21 Oct 2010

The controversial legacy of Penthouse founder Bob Guccione

Bob Guccione, who established the adult magazine Penthouse in 1965, has died at the age of 79.


Penthouse founder Bob Guccione, who has died aged 79 (Getty)

The New Yorker was born a Catholic and once considered becoming a priest. But he always considered himself an artist and – while living in London during the “swinging sixties”, he founded a magazine intended to rival Playboy – describing itself as “the magazine of sex, politics and protest”.

In the early years he photographed many of the models himself to save cash and it became the first publication to show full frontal nudity.

At one point worth more than $400bn, his own fortunes declined in the 1980s, with unsuccessful ventures into film-making and property investments and he resigned as the magazine’s publisher seven years ago.

Feminist opposition
But in 2010, there is still opposition to the top shelf magazine industry – for which his magazine helped paved the way.

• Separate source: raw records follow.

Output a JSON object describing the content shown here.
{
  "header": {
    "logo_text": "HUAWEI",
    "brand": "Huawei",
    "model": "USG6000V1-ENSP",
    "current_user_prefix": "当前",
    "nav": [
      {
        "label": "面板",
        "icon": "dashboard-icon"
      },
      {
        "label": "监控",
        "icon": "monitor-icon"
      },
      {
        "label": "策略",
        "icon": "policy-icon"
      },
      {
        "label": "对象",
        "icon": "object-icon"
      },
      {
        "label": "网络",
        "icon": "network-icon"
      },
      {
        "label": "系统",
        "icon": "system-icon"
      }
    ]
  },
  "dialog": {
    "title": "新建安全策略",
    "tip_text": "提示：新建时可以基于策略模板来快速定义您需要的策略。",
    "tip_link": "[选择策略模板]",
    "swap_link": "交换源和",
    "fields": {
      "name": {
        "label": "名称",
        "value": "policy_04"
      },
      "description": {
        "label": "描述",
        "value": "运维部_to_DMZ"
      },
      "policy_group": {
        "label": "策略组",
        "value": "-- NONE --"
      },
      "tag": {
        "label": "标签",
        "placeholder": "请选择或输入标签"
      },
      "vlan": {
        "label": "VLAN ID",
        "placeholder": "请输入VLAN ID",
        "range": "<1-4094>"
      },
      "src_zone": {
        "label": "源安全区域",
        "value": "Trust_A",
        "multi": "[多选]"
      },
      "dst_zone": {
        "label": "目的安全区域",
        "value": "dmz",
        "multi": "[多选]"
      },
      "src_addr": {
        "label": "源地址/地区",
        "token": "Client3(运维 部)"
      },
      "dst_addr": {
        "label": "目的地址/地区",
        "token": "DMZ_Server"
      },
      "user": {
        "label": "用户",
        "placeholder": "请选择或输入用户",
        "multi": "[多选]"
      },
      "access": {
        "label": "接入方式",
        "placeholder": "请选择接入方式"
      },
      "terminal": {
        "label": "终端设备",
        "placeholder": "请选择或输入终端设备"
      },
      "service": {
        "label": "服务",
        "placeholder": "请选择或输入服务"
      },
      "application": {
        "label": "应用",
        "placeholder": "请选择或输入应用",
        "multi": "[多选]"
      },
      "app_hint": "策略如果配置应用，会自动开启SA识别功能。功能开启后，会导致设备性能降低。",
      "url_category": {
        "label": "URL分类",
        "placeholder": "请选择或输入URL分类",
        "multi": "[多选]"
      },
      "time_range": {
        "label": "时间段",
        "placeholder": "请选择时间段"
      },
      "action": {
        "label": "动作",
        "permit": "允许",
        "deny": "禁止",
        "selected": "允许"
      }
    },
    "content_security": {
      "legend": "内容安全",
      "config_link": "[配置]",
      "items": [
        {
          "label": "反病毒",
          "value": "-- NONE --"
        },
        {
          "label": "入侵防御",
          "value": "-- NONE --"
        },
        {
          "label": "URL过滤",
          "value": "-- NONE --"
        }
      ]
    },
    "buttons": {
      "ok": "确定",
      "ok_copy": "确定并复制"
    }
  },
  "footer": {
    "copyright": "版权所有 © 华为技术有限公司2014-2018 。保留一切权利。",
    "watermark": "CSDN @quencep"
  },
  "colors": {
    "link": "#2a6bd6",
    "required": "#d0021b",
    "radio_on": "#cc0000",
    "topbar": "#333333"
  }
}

Anna van Heeswijk, a campaigner for the feminist campaign group Object told Channel 4 News that Penthouse “really opened up the floodgates so we now see the situation where porn has become so mainstream that it can be bought in lads’ mags on sale next to comics in the supermarket”

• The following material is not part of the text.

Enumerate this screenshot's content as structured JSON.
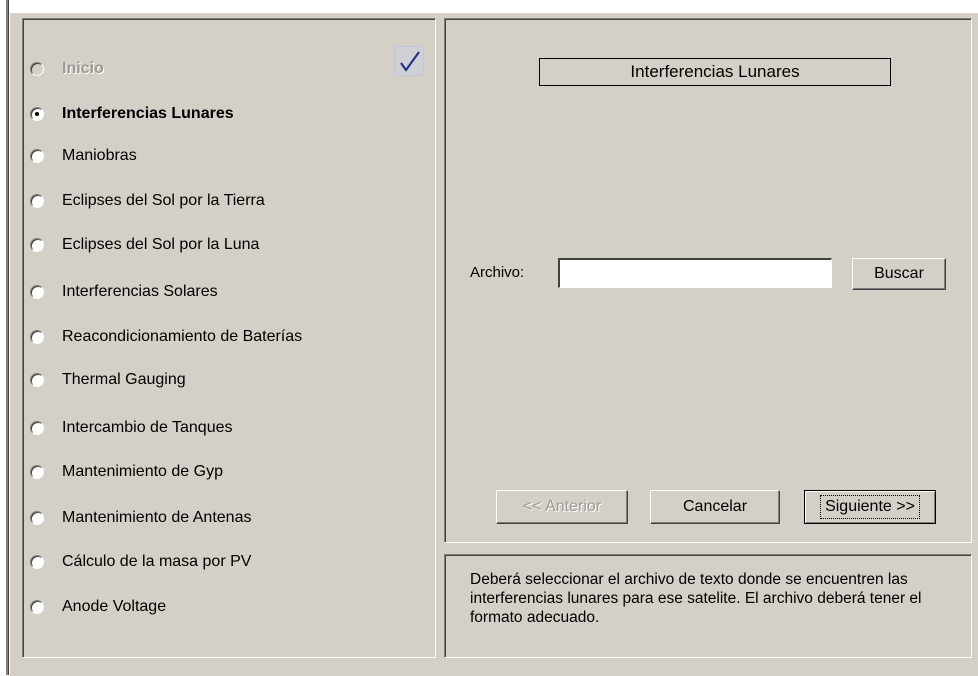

Guccione always considered his empire as a rival to Hugh Hefner’s Playboy group, which included magazines, casinos and clubs.

But Barbara Haigh – a former Playboy Bunny Girl who worked in the London Playboy club – told Channel 4 News today that the Playboy Bunnies always saw themselves as a cut above the Guccione’s Penthouse Pets.

“We all looked down our noses at them of course we did – we were far superior,” she said. “A Playboy Bunny was something special.”